Eric Rudd: The Berkshire Art Museum reopens with an exhibition of works by artists from the Thursday evening dinner group | theater arts

While North Adams predicted a surge of tourists following the huge Mass MoCA project, no one anticipated a surge of artists. Although small and certainly not a major urban arts hub, the city has attracted dozens of artists in recent years who find North Adams an economically feasible yet culturally stimulating alternative to expensive metropolitan areas.

The Berkshire Art Museum exhibits artists who have a common interest: dining together on Thursday nights at Meng’s Pan-Asian. There is no artistic style that binds this group. It’s a most unusual excuse for an exhibition, but one that will whet your appetite.

There are examples throughout art history of artists congregating in bars and cafes – Dadaists frequenting the cafes of Zurich, Impressionists and Cubists in various cafes in Paris, and after the WWII Abstract Expressionists gathering in various New York bars. Usually geography and time were the common threads and not necessarily a shared art style. Often the artists were young and not yet famous – or on the verge of success.

When our community-eating started in North Adams, we weren’t as young as the famous artists in Paris or New York. After a decade or two, most of us drifted into the senior category while older transplants expanded our group. It’s common to find 25 to 35 artists – plus art-loving spouses and friends – coming in for a meal and gossip.
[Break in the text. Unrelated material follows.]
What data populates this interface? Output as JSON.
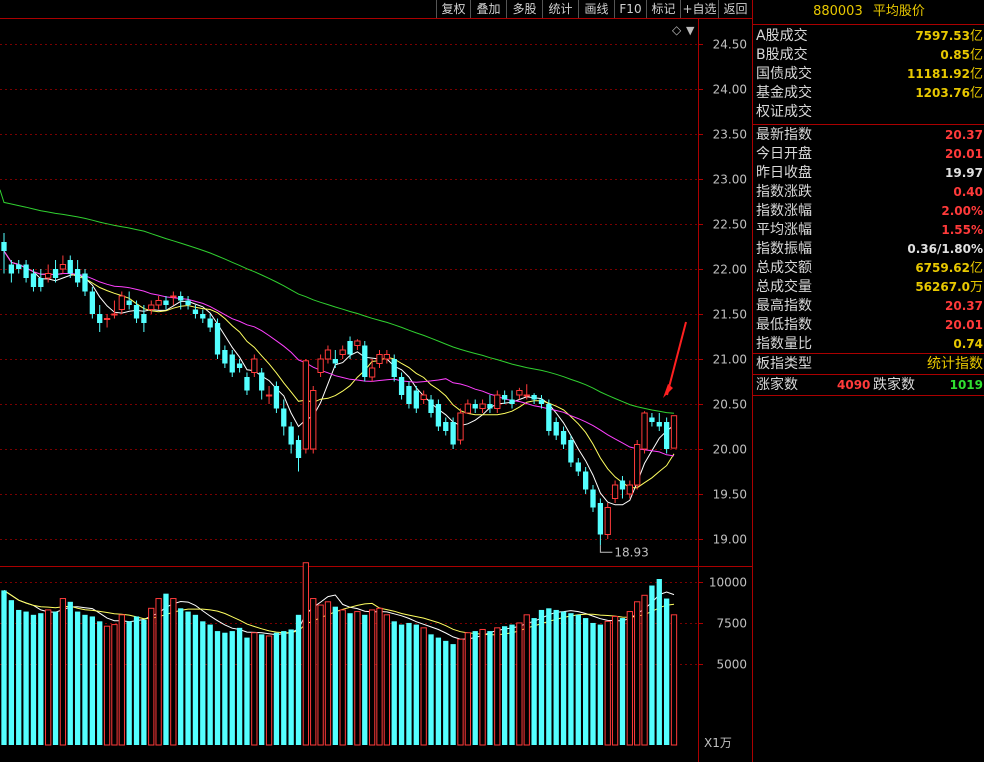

In Washington DC, where I grew up, artists met frequently. After gallery openings, hungry artists often headed to Chinatown. Chinese restaurants were affordable and open late – you could even order dinner after midnight. When Barbara and I moved to North Adams in 1990, there was no community of artists until we started the Center for Contemporary Artists (CAC) in the historic Beaver Mill which hosted approximately every summer 100 artists as well as directors of museums/galleries from all over the world. . During my decade as director, the CAC was the hub of the emerging art scene; attending CAC dinners was the way to meet other artists.

Although my addiction to Chinese food remained, ethnic food was limited when we first arrived; there were only a few Chinese choices. A small take-out restaurant on Eagle Street has agreed to provide Chinese vegetables not offered on their menu. When they moved later and had a sit-down restaurant, our friend Peter May used our weekly need for Chinese food to include our informal Spanish-speaking group. As this group dissipated, diners were replaced by artists and other art-loving friends.

Dinners at the table

“Thursday Chinese Dinner Group performers,” before the pandemic, met weekly at Meng Pan-Asian Restaurant in North Adams.

When the restaurant owner changed, artist Wendy James suggested the band move to Peking/Sushi House on Main Street. Joy (co-owner with her chef-husband Meng) assured us that she could supply our requested Chinese dishes. This change of venue has proven incredibly popular with artists.

Over the years dinners have changed usually due to conflicts with group drawing nights – Monday to Wednesday to Thursday. Today, we order separately rather than in a family fashion – especially since margaritas are the most common drink of choice and therefore check quantities vary widely.

When Joy and Meng decided to close Sushi House and remodel the Peking but with a new name and a new look, we suggested using “Pan-Asian” in their name as it represented what they offered – a choice of Chinese, Korean, Thai and Japanese sushi. and noodle dishes. As Meng is the master chef, he became “Meng’s Pan-Asian”.

With the entrance located about 40 feet from the Main Street sidewalk, it was obvious that the large alley wall needed some art to brighten up the pathway. Rather than paying to make new panels, a painting in my studio seemed perfect. Since it had imperfections from the glue process, I was willing to take a chance and install it outside. I also lent small pieces of abstract art to install inside. I thought the restaurant should reflect not only its Asian cuisine, but also the fact that the largest museum of contemporary art in the United States is just around the corner and many Mass MoCA visitors would frequent the restaurant.

I don’t know as many historical examples of older artists gathering in one specific place as we do. This is perhaps one of the benefits of creating in North Adams and why the town has become a mecca for artists; it is much easier to meet and socialize here than in a big metropolis.

The Berkshire Art Museum‘s exhibition, ‘Artists of the Thursday Chinese Dinner Group,’ showcases a variety of artistic styles, which in turn reflect the variety of personalities and interests of a group of artists who simply enjoy dining together. Thursday night.

This exhibition was scheduled for 2020 but was postponed for two years due to Covid-19. The pandemic has also reduced our weekly dinners (the restaurant is currently operating for take-out only) and for most of us this is one of the most missed social gatherings.

Eric Rudd is a sculptor, mixed media artist and founding director of the Berkshire Art Museum. The museum, located in the former First United Methodist Church, was founded by the Barbara and Eric Rudd Art Foundation in 2012 and opened to the public in 2014.